Compiler: John Schwegman, Illinois Department of Natural Resources

Date of Most Recent Update: January 17, 1992

Range of Natural Communities: Mesic upland forest.

Range of Plant Communities: Beech-Cucumber Magnolia-Sweet Gum

Range of Soil and Substrate: Silt Loam.

Range of Slope and Aspect: 11 degree slope, 240 degree (SW) aspect.

Range of Shading or Crown Cover: 80%.

Flowering Dates in Illinois: 5-15-87 and 5-18-88 (18th judged 10 days past peak of flowering in 1988).

Fruiting Dates in Illinois: None (4 flowered in 1989 but no fruits present on July 27). No check for fruit was made other years, but no evidence of fruits from the previous year was ever present at monitoring time.

Known Phenotypic Variation: None noted.

Known Pollinators in Illinois: None observed.

Reproductive Mode: The clone appears sexually sterile with no fruits having been observed in four years of monitoring (3 years of flowering).

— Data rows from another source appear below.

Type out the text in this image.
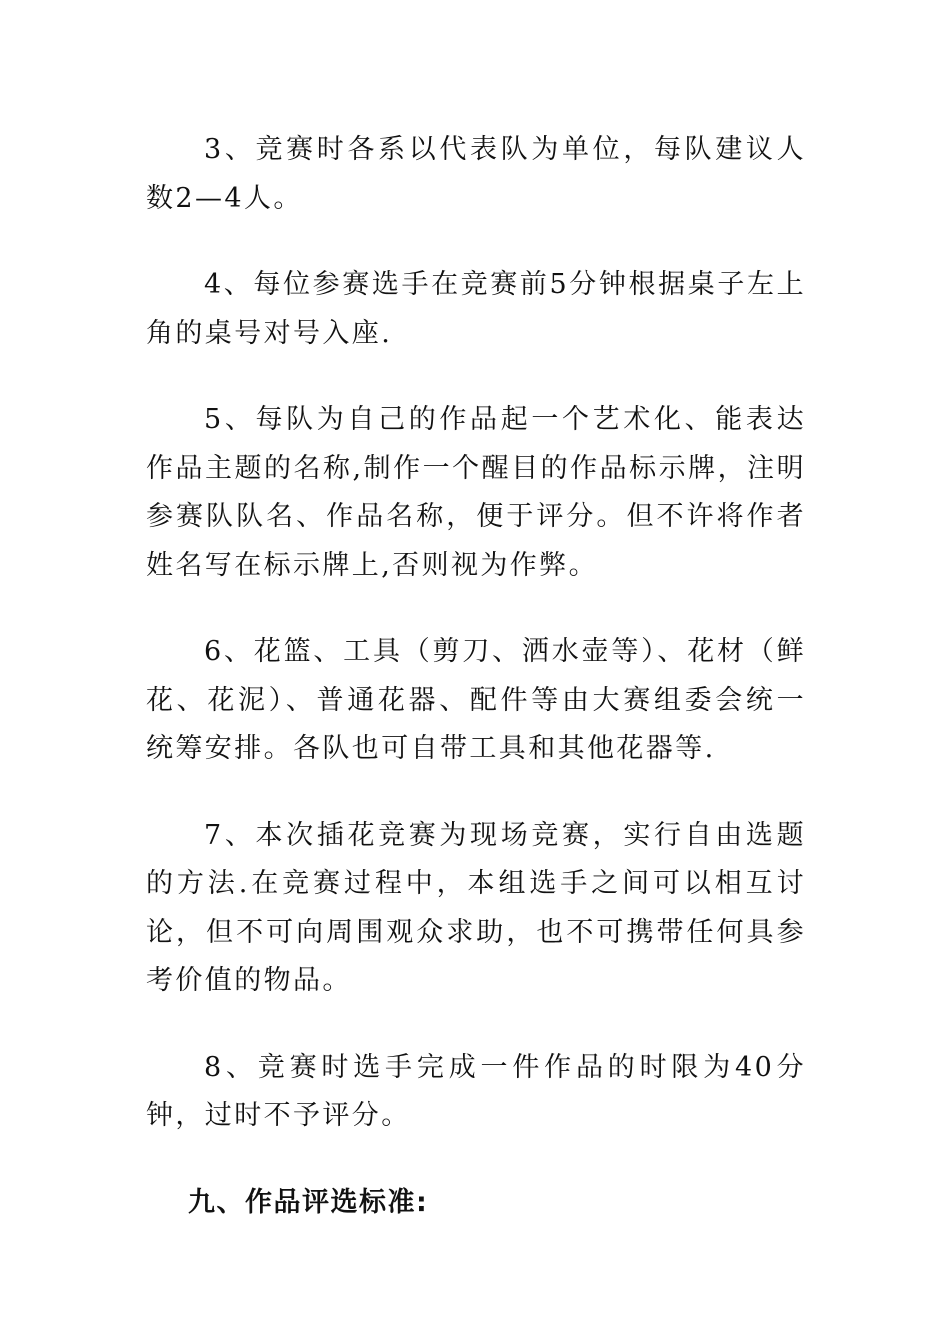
3、竞赛时各系以代表队为单位，每队建议人数2—4人。

4、每位参赛选手在竞赛前5分钟根据桌子左上角的桌号对号入座.

5、每队为自己的作品起一个艺术化、能表达作品主题的名称,制作一个醒目的作品标示牌，注明参赛队队名、作品名称，便于评分。但不许将作者姓名写在标示牌上,否则视为作弊。

6、花篮、工具（剪刀、洒水壶等）、花材（鲜花、花泥）、普通花器、配件等由大赛组委会统一统筹安排。各队也可自带工具和其他花器等.

7、本次插花竞赛为现场竞赛，实行自由选题的方法.在竞赛过程中，本组选手之间可以相互讨论，但不可向周围观众求助，也不可携带任何具参考价值的物品。

8、竞赛时选手完成一件作品的时限为40分钟，过时不予评分。

九、作品评选标准:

The clone may be a single individual and may be self incompatible. It forms a dense stand, apparently by root or rhizome sprouts which appears to be its primary form of reproduction at Illinois' only site.

Known Conditions for Sexual and Asexual Reproduction: The clone failed to flower in 1990 after a winter low temperature of -20 F and a late spring freeze. Thus unusual cold conditions can prevent the chance for sexual reproduction. These conditions did not hinder asexual reproduction. Cross pollination may be necessary for seed production. There has been no opportunity to observe the conditions necessary for seedling establishment since no seeds have been seen.

Known Diseases: None observed.

Known Grazers and Parasites: Deer browsing was noted in 1988 and 1989, with 5 plants at the edge of the clone completely defoliated by them in 1988. No other grazers noted.

Known Problems with Exotic Species: Japanese honeysuckle and multiflora rose occur along the edge of the clone without serious impact. Most of the multiflora rose was hand pulled in 1987.

Known Competition with Native Plants: Sassafras and flowering dogwood occur within the clone and are competing with it.

Known Response to Fire: Unknown.

Known Mortality Factors: Most stem mortality appears due to competition with other stems of the clone. After the extreme drought of 1988 only one standing dead stem was found the following spring. After the severe cold and late freeze of the '89-'90 winter only 4. This indicates no significant mortality from cold or drought.

Known Shifts in Plant Vigor: Plants failed to flower after severe winter cold and a late freeze.

Summary of Apparent Factors Regulating Size and Health of Populations:

The population is not reproducing sexually, possibly because it is a single individual and is self incompatible. Cold weather prohibits flowering in some years. Why the clone does not expand asexually is unknown. Competition with exotic plants and native woody clone forming species such as sassafras may be a problem in the future. It appears to be a relict of a warmer climatic time that is now isolated and unable to reproduce sexually and spread to new sites. Some climate-related impacts on sexual reproduction (seed germination or seedling establishment) may account for senescence of the species and the condition we see today. The rarity of this species does not appear to be related to human activities.